A new project for our heritage group, and a new title for the blog. This reflects the continuing aim of the heritage group to bring improved GWR heritage to the railway. There will be further projects! Hayles Abbey halt was the beginning.
Our little GWR halt is a year old now, up and running, and seeing lots of use. The bridge and the halt are very attractive to lineside photographers.
We've been promised a corrugated iron lamp hut for it so that we can store a lawnmower and some small tools, so that is a job still to do. The hut is reserved for us and is just waiting for its current owner to finish using it.
But in the meantime we have found a new heritage project. It's the recovery and rebuild at Winchcombe of the weighbridge building at Usk. It's taken a long time to get the project up and running, but not for want of trying. Several other ideas were floated, but failed for various reasons beyond our control. Now we have approval, and the paperwork is done. Usk is on !
In fact Usk station, opened in 1856 as part of a line form Pontypool to Monmouth Troy, is an old friend of the railway, as we already have the goods crane, now located at Toddington, and a corrugated iron halt, now located at Hayles Abbey. The weighbridge building is made of the same pinkish sandstone as Monmouth Troy station that is now at Winchcombe, so it's a lovely fit.

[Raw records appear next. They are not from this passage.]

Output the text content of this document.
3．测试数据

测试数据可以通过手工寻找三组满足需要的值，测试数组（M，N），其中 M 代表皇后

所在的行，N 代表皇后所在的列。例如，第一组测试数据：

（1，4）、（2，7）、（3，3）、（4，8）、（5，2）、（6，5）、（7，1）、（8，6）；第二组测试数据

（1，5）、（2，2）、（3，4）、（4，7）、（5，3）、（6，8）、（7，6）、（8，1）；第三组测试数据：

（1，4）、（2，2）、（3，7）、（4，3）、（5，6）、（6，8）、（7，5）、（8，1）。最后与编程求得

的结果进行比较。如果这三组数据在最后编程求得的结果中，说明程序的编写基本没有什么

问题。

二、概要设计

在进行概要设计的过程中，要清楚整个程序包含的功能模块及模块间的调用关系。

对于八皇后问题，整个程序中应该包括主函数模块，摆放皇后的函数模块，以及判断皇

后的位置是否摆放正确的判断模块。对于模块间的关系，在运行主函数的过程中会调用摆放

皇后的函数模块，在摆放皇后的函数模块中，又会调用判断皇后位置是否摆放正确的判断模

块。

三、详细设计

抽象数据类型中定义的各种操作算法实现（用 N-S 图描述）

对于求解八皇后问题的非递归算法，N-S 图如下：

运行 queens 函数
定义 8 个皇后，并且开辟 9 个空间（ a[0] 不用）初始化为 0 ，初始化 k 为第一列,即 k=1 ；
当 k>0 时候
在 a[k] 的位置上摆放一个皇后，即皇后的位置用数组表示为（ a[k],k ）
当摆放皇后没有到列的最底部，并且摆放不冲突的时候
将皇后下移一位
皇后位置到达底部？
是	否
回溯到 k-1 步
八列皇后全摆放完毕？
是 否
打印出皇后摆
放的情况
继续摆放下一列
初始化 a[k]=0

When we first investigated the building, it was completely covered in vegetation.
Here it is, seen from the vehicle side. The lintel over the big window has failed, allowing some of the stones to fall out.
This is a view of the other side. The chimney is visible in both pictures. It is made of blue engineering bricks.
Finally, a view from the main road. The door is on the left, and on the right of the picture was once the table on which vehicles stood to be weighed. It was removed a long time ago. We will recover what is left of the mechanism (most of it in fact) but we have no firm plans for it.
Winchcombe already has its original GWR brick built weighbridge, all intact.
Usk station, like Broadway, was in two parts. There was a passenger side on one side of the river Usk, and a goods yard on the other side of the river (and road). The large, brick built goods shed is still there, and closely resembles the examples on the Honeybourne line. It might also be available...
We've had a couple of working parties down there to do a bit of initial surveying and clearance. This picture shows most of the greenery removed. In the foreground is the main road, and in the background you can see the goods shed peeking out from behind the stone building. The two seem to be of different eras.
Here's the entrance view, with the shadow pointing to the location of the weighing table, now gone.
The other side of the building, seen from the yard. There are two small windows, and a large one.
Inside, the building is of undressed stone, with a flagstone floor. There's a fireplace in the corner, for those cold Welsh winters.
Outside there are dressed quoins on the corners.
The roof is a very simple truss structure, covered in slates. Most of these are still present.
During our last visit the site was made secure with Heras fencing, and there followed a long period for the preparation of the paperwork. But we have got there! The railway's heritage group has lots of different skills, and our retired builders look forward to putting this back together again with the correct lime mortar.
If anyone has more pictures of this area, we would be pleased to hear from you. (breva2011 (at) hotmail.co.uk).
The new location at Winchcombe is adjacent to the barrow crossing at the northern end of platform 2. The area will be landscaped, and opened to visitors. We would like to give the building a meaning at its new location, and our idea is to turn it into a goods office, or coal merchant's office, with a few period attributes scattered around it. There is also an idea for a short platform and some goods vehicles parked in it.
Here is a shot of where it will go:
Basically, behind the Toad, with the platform area behind P2 extended up to the oak tree. The barrow crossing will cut the two areas in half, with a new goods area to be fashioned by the oak tree. We hope the oak tree will survive, because currently all the oak trees seem to be dying. What is happening to them all?
We will update when the first retrieval mission is completed, in about 3 weeks.